Once again, America has tilted the personal financial playing field in favor of the haves at the expense of the have nots.
We could have funded WIC – the nutrition program foe infants and mothers, for 20 years.
Or, we could have provided housing, for 15 years, for every person who is currently homeless.
Or, we could have funded Head Start, the preschool program for disadvantaged kids, for 12 years.
Or, we could have funded SNAP or “food stamp” benefits for 8 years. (Trump’s One Big Beautiful bill cut the SNAP program.)
Or, we could have given every person in America a check of $474.
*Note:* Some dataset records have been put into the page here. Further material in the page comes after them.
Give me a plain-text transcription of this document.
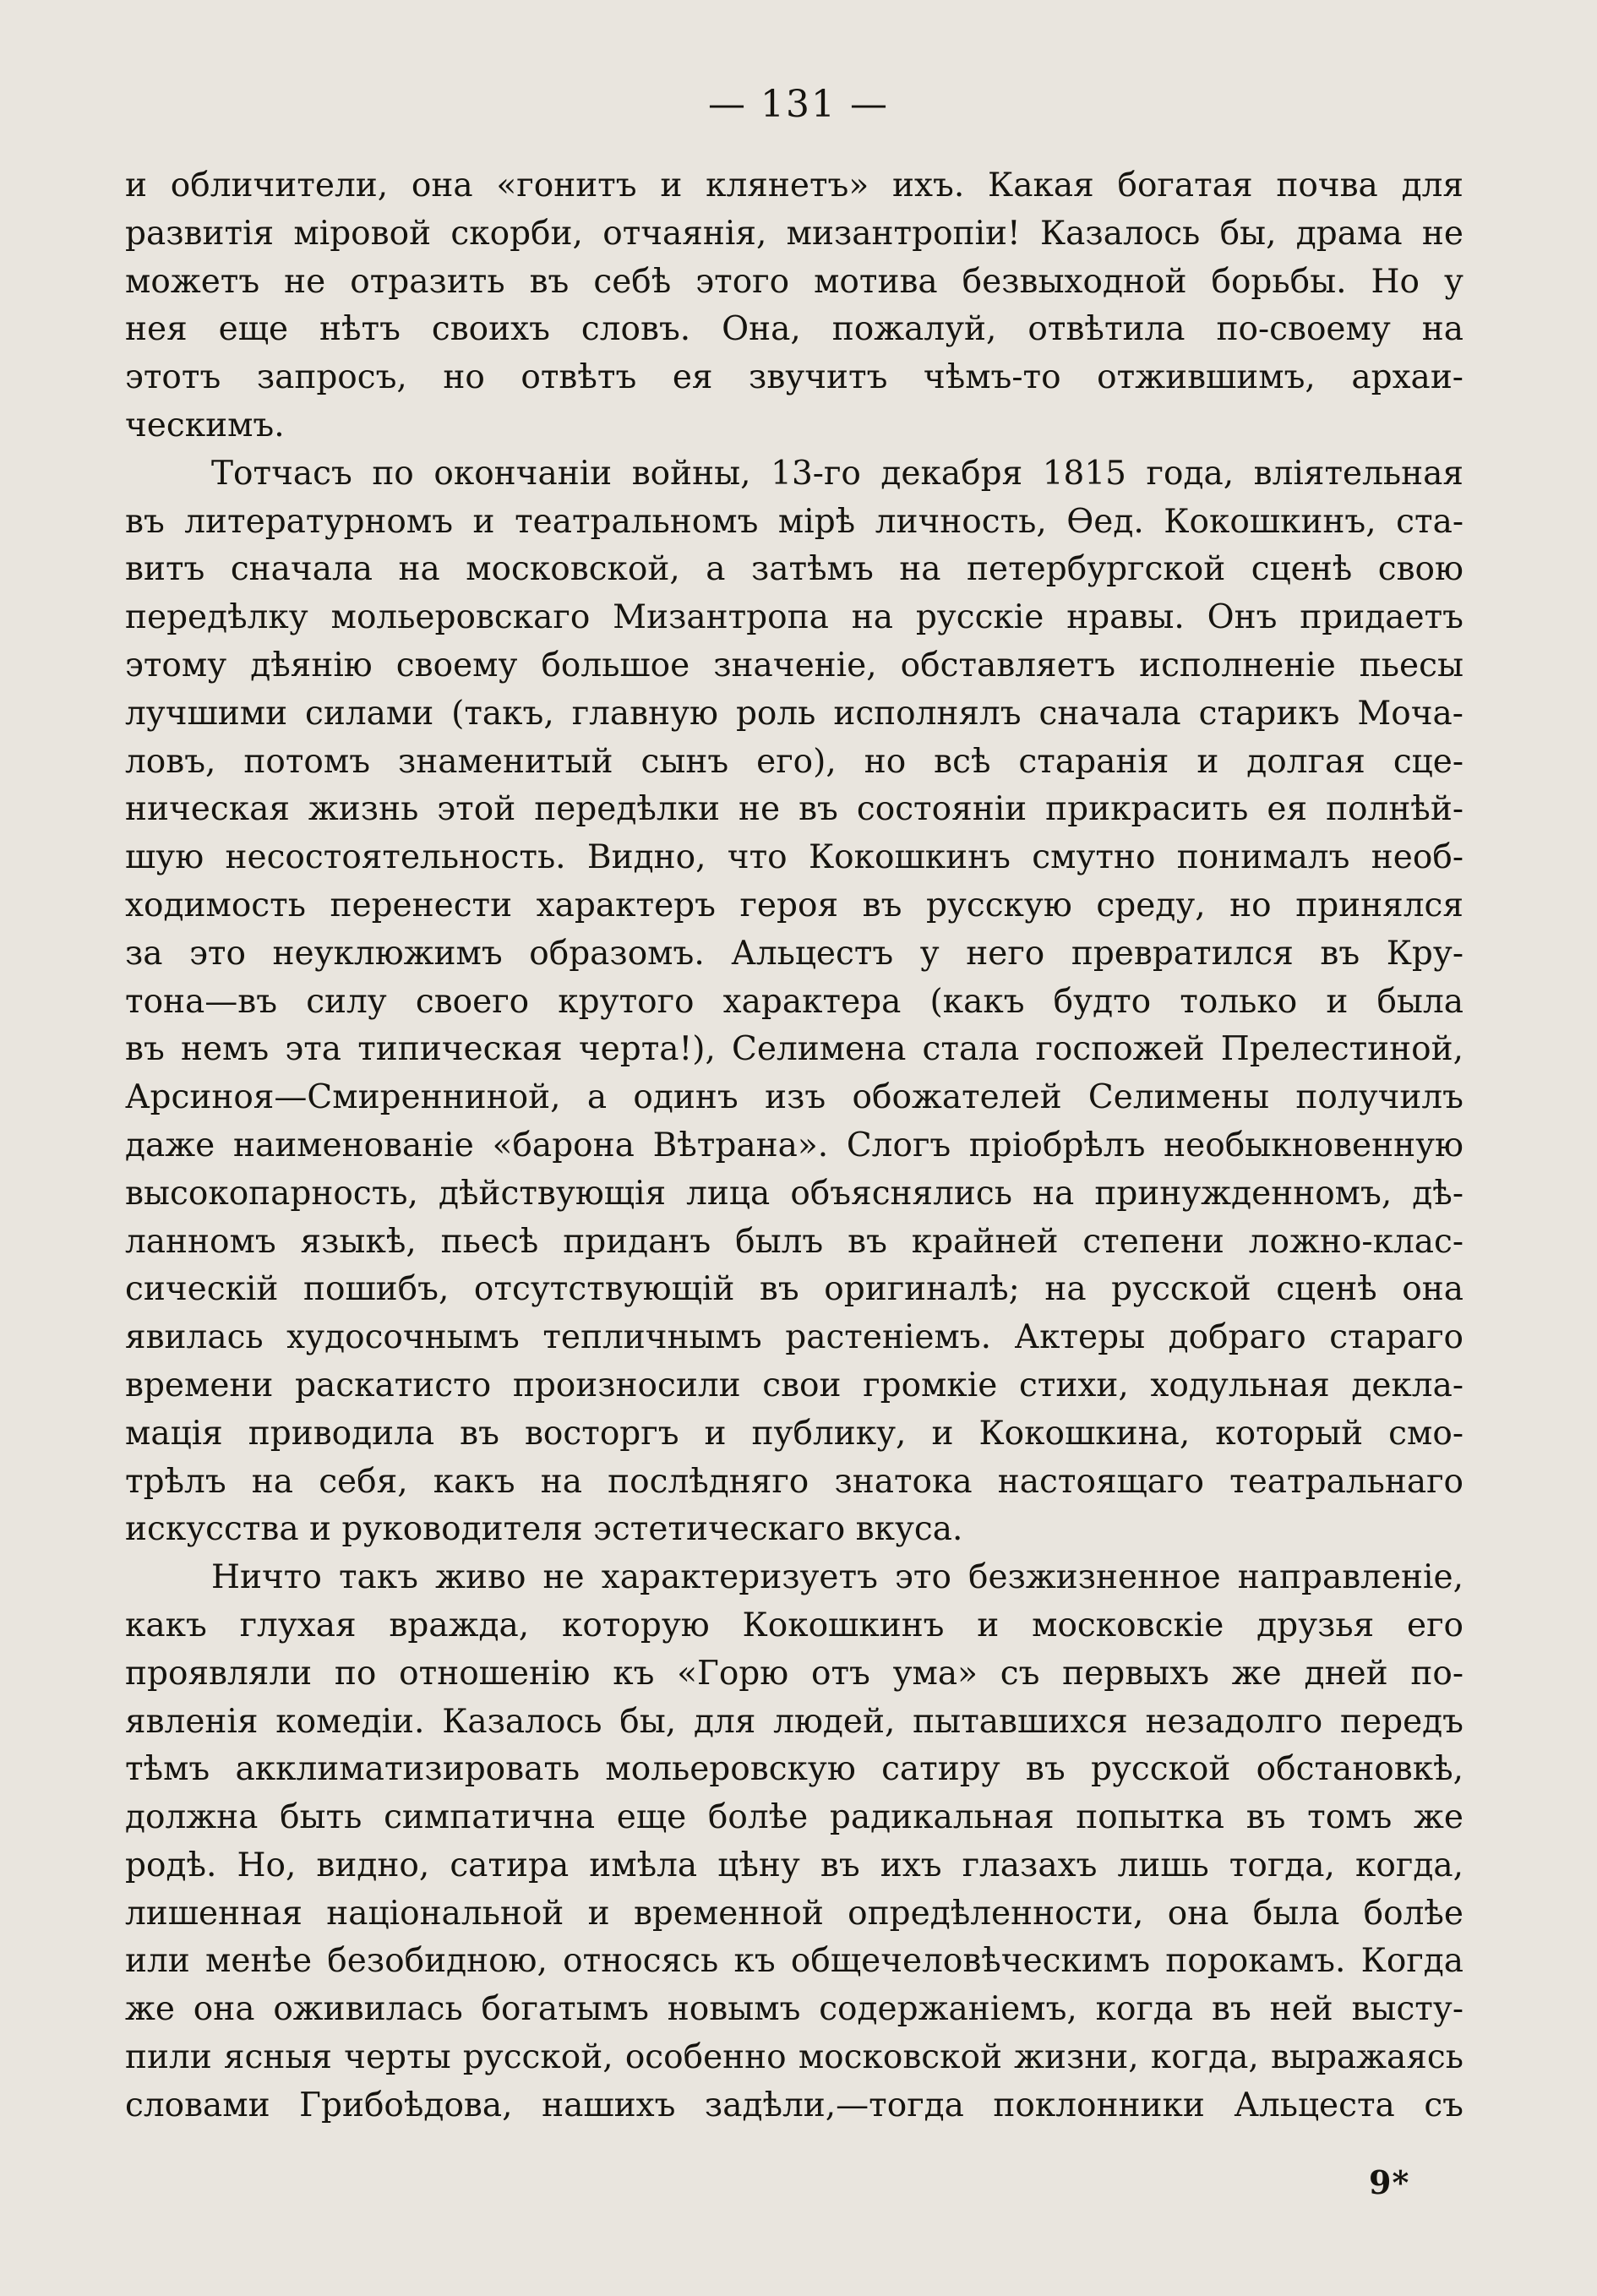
— 131 —
и обличители, она «гонитъ и клянетъ» ихъ. Какая богатая почва для
развитія міровой скорби, отчаянія, мизантропіи! Казалось бы, драма не
можетъ не отразить въ себѣ этого мотива безвыходной борьбы. Но у
нея еще нѣтъ своихъ словъ. Она, пожалуй, отвѣтила по-своему на
этотъ запросъ, но отвѣтъ ея звучитъ чѣмъ-то отжившимъ, архаи-
ческимъ.
Тотчасъ по окончаніи войны, 13-го декабря 1815 года, вліятельная
въ литературномъ и театральномъ мірѣ личность, Ѳед. Кокошкинъ, ста-
витъ сначала на московской, а затѣмъ на петербургской сценѣ свою
передѣлку мольеровскаго Мизантропа на русскіе нравы. Онъ придаетъ
этому дѣянію своему большое значеніе, обставляетъ исполненіе пьесы
лучшими силами (такъ, главную роль исполнялъ сначала старикъ Мочa-
ловъ, потомъ знаменитый сынъ его), но всѣ старанія и долгая сце-
ническая жизнь этой передѣлки не въ состояніи прикрасить ея полнѣй-
шую несостоятельность. Видно, что Кокошкинъ смутно понималъ необ-
ходимость перенести характеръ героя въ русскую среду, но принялся
за это неуклюжимъ образомъ. Альцестъ у него превратился въ Кру-
тона—въ силу своего крутого характера (какъ будто только и была
въ немъ эта типическая черта!), Селимена стала госпожей Прелестиной,
Арсиноя—Смиренниной, а одинъ изъ обожателей Селимены получилъ
даже наименованіе «барона Вѣтрана». Слогъ пріобрѣлъ необыкновенную
высокопарность, дѣйствующія лица объяснялись на принужденномъ, дѣ-
ланномъ языкѣ, пьесѣ приданъ былъ въ крайней степени ложно-клас-
сическій пошибъ, отсутствующій въ оригиналѣ; на русской сценѣ она
явилась худосочнымъ тепличнымъ растеніемъ. Актеры добраго стараго
времени раскатисто произносили свои громкіе стихи, ходульная декла-
мація приводила въ восторгъ и публику, и Кокошкина, который смо-
трѣлъ на себя, какъ на послѣдняго знатока настоящаго театральнаго
искусства и руководителя эстетическаго вкуса.
Ничто такъ живо не характеризуетъ это безжизненное направленіе,
какъ глухая вражда, которую Кокошкинъ и московскіе друзья его
проявляли по отношенію къ «Горю отъ ума» съ первыхъ же дней по-
явленія комедіи. Казалось бы, для людей, пытавшихся незадолго передъ
тѣмъ акклиматизировать мольеровскую сатиру въ русской обстановкѣ,
должна быть симпатична еще болѣе радикальная попытка въ томъ же
родѣ. Но, видно, сатира имѣла цѣну въ ихъ глазахъ лишь тогда, когда,
лишенная національной и временной опредѣленности, она была болѣе
или менѣе безобидною, относясь къ общечеловѣческимъ порокамъ. Когда
же она оживилась богатымъ новымъ содержаніемъ, когда въ ней высту-
пили ясныя черты русской, особенно московской жизни, когда, выражаясь
словами Грибоѣдова, нашихъ задѣли,—тогда поклонники Альцеста съ
9*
Instead, we get nothing. And corporate America gets it all.
It is Trump style capitalism with the Orange Man’s smile and his family’s usual ethics. Heads the billionaire class wins, tails the public loses twice. And somewhere in the distance, one can almost hear the applause from Wall Street as ordinary Americans stand in the checkout line financing yet another victory parade for people who already own the floats.













Well, he did say that he didn’t care about the financial situation of Americans! I guess he meant it. After all, the rich get richer on the backs of the poor!
Why don’t we do a class action sue? Long shot-but it could work. Or start a serious boycott? I have always boycotted Amazon. National outcry! Let’s contact & support the Legal Defense Fund.